Da hat hauptDev recht.
Und davon abgesehen, ja du kannst das auch über deinen Vater abwickeln. Der sollte allerdings auch wirklich wissen!


----------



## Goech (18. Mrz 2014)

Ok, 

das werde ich mir merken 


Villeicht wird es ja so komplex dass ich schon volljährig bin 



MFG


----------



## ARadauer (18. Mrz 2014)

Wieso muss man volljährig sein um Hosting zu mieten? Nö.. oder?
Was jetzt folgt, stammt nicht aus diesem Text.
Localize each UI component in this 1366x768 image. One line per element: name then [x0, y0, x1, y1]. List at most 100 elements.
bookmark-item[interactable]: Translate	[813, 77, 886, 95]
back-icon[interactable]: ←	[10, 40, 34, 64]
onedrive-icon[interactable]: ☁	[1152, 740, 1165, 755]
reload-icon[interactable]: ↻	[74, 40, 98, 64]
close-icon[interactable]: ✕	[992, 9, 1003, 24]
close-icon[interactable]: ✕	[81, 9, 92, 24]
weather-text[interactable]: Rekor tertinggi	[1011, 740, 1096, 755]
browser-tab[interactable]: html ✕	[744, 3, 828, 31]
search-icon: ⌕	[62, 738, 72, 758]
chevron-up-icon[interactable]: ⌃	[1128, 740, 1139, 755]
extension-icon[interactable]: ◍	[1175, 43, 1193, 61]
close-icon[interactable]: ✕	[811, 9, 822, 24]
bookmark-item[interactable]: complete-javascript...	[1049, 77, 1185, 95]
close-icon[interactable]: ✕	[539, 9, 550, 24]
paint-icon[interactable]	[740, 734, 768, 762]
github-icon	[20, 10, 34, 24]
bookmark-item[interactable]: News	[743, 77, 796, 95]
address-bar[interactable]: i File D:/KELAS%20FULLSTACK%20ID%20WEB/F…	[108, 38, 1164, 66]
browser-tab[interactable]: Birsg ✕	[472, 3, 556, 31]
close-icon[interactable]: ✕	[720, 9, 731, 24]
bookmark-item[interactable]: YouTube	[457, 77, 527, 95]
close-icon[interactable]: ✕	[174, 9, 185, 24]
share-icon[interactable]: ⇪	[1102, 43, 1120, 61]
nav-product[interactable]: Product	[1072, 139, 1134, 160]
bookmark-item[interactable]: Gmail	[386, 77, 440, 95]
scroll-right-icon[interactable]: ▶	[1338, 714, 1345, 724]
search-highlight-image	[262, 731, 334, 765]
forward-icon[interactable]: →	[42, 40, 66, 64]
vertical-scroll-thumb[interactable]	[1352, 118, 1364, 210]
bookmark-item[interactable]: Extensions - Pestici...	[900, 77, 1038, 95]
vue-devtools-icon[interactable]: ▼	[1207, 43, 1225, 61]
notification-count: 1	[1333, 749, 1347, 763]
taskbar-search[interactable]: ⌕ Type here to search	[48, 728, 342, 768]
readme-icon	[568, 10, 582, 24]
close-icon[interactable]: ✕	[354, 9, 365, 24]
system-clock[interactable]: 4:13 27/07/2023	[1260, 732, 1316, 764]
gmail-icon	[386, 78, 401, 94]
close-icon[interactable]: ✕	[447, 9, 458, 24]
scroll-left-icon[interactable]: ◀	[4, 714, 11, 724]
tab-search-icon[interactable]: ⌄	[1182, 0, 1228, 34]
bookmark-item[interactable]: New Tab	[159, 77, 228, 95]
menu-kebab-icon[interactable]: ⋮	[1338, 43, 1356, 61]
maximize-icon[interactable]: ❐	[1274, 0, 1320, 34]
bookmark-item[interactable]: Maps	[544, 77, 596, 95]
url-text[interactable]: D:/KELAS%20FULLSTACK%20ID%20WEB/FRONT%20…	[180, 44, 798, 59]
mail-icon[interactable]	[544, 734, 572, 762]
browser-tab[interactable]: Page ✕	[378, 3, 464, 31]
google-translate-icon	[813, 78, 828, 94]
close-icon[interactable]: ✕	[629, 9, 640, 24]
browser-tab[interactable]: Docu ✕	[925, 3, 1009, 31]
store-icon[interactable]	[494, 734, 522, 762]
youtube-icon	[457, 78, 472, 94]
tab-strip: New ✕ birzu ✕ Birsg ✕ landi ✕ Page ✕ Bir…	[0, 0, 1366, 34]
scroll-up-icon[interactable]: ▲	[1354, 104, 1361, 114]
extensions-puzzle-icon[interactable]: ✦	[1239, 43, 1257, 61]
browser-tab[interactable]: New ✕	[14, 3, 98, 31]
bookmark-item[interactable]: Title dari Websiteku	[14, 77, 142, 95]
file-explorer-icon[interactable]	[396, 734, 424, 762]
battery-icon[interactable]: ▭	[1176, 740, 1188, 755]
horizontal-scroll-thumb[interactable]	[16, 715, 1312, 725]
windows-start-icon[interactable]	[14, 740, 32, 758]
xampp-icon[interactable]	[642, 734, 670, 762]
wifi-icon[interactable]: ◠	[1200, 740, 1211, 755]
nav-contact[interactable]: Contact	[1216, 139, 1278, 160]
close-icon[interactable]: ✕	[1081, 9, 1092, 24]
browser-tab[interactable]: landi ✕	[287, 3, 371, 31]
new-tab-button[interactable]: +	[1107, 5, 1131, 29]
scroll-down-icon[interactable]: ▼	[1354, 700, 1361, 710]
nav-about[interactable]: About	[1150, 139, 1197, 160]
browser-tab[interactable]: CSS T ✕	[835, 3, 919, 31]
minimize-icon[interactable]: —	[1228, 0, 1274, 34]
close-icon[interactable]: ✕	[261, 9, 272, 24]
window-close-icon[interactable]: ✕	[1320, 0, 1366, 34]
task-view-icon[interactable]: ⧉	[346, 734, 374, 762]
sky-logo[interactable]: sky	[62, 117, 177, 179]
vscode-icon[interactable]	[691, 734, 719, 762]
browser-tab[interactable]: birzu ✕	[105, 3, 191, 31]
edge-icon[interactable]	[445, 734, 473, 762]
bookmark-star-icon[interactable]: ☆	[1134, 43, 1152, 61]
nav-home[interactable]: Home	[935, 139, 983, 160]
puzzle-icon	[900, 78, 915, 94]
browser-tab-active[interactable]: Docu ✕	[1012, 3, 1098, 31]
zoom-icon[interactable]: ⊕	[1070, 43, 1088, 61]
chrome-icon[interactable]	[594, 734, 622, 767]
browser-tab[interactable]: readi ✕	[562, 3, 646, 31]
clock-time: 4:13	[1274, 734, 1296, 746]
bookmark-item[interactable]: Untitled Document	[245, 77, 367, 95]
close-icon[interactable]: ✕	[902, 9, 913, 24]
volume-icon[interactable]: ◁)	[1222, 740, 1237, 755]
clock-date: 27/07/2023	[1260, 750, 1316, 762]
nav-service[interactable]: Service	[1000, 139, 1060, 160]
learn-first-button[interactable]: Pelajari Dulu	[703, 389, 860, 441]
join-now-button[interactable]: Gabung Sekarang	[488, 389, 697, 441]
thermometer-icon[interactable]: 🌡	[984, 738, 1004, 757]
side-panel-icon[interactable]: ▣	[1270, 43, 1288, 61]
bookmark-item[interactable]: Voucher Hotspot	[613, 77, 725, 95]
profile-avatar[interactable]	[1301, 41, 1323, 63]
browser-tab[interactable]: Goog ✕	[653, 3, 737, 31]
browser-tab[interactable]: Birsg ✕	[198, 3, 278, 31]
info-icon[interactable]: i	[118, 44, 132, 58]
Geh zur Bank und eröffne ein Konto... fertig.


----------



## Goech (18. Mrz 2014)

so habe noch eine Frage, die ich bestimmt nacher sowie so beantwortet bekommen muss,




wie könnte ich checken ob ein Spieler online ist.


Ich werde benutzen : CSS, HTML, PHP und JS



MFG


----------



## Unlikus (18. Mrz 2014)

Goech hat gesagt.:


> so habe noch eine Frage, die ich bestimmt nacher sowie so beantwortet bekommen muss,
> wie könnte ich checken ob ein Spieler online ist.
> Ich werde benutzen : CSS, HTML, PHP und JS
> MFG


Ich garantiere dir, du wirst nicht fertig bevor du 18 bist, da fehlen dir noch verdammt viele Grundlagen. (Ich spreche da aus eigener Erfahrung  )
Also grundlage Nummer 1: http ist statuslos! Du kannst es also so ohne weiters gar nicht feststellen, sondern nur gucken ob der User noch requests sendet.
Da du hier im Java Forum schreibst, unterstelle ich dir mal Javakentnisse, auch mit Java lässt sich durchaus ein Browsergame programmieren:
jsp; klassisch mit servlets ev. mit spring mvc oder mit frameworks wie play.
Wenn du doch php nehmen willst, solltest du ein Framework benutzen, gibt da alles von ZendFramework bis zu slimframework. Wichtig bei allem ist das MVC Pattern, was du auf jeden Fall beherschen solltest.


----------